More than 160 writers — roughly 45 percent of the expected electorate — have publicly revealed their ballots. A Twitter account that compiles the results, run by Ryan Thibodaux, has counted slightly less than 75 percent of ballots for both Bonds and Clemens.
But writers who keep their votes private have been much less likely to vote for either player; last year, Bonds and Clemens just barely cleared the 50 percent mark among that substantial voting bloc. Both players have been stuck between 59 and 62 percent overall in each of the last three elections. That number may be higher this time, but it will likely still be well short of the required 75 percent.
The reason, of course, is that both players — and Sammy Sosa, a curious afterthought among voters — are strongly tied to performance-enhancing drugs. Writers are given these guidelines: "Voting shall be based upon the player's record, playing ability, integrity, sportsmanship, character, and contributions to the team(s) on which the player played." This is the so-called character clause that has complicated the reckoning of the steroid era and will continue to do so for many years, now that Alex Rodriguez is on the ballot for the first time.

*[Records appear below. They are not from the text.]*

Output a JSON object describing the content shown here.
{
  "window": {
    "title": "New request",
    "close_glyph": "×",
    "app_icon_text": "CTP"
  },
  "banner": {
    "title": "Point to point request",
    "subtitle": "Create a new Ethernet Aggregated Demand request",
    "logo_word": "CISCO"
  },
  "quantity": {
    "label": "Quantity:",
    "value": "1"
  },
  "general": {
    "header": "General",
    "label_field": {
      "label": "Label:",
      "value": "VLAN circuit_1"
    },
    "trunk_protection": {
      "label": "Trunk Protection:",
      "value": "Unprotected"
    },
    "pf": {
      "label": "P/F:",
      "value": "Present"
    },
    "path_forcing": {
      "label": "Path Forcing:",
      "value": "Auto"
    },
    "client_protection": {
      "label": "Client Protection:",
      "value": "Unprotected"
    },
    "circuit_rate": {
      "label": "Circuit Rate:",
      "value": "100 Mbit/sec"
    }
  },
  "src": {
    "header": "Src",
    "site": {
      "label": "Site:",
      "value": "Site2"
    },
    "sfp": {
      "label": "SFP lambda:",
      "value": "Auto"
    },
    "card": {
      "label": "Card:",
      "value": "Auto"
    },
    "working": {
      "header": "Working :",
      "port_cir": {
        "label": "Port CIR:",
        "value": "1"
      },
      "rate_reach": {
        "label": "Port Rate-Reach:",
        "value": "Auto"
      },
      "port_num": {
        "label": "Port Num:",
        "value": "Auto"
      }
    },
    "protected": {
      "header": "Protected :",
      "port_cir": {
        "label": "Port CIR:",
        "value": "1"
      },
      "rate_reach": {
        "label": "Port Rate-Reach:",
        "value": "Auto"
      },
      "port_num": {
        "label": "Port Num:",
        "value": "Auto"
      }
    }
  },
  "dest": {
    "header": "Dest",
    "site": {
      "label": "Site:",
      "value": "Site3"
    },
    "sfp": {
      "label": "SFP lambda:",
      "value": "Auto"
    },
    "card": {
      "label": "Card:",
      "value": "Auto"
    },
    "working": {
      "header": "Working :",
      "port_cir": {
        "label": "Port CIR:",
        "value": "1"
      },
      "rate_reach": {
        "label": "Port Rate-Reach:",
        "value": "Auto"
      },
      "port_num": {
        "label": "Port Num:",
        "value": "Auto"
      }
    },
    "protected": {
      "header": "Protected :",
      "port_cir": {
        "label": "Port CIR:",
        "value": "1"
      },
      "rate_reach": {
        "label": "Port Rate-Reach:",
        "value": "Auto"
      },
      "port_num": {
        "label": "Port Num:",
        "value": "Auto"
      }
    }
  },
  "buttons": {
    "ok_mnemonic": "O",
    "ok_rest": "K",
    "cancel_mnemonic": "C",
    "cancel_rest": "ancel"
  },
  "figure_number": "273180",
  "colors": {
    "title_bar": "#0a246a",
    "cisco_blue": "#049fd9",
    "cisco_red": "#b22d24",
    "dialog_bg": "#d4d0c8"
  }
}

The Hall of Fame has always outsourced the voting to the Baseball Writers' Association of America, and its board has shown no desire to change that process. (The New York Times does not permit its writers to vote.) Even when candidates fall off the writers' ballot, they can still be considered by special committees that study various eras of baseball history. Six new Hall of Famers were elected this way in December — Bud Fowler, Gil Hodges, Jim Kaat, Minnie Miñoso, Buck O'Neil and Tony Oliva.
But even if the writers elect nobody on Tuesday, there will still be an induction ceremony in Cooperstown this July. These are the trends worth noting when the results are announced on MLB Network at 6 p.m.
David Ortiz and the Pudge Factor
The most likely candidate to be elected this year is David Ortiz, the celebrated Boston slugger, who has been named on nearly 84 percent of public ballots. But Ortiz carries baggage of his own from the steroid era: a positive test in 2003, when baseball conducted survey testing (without penalties) that was supposed to have remained anonymous.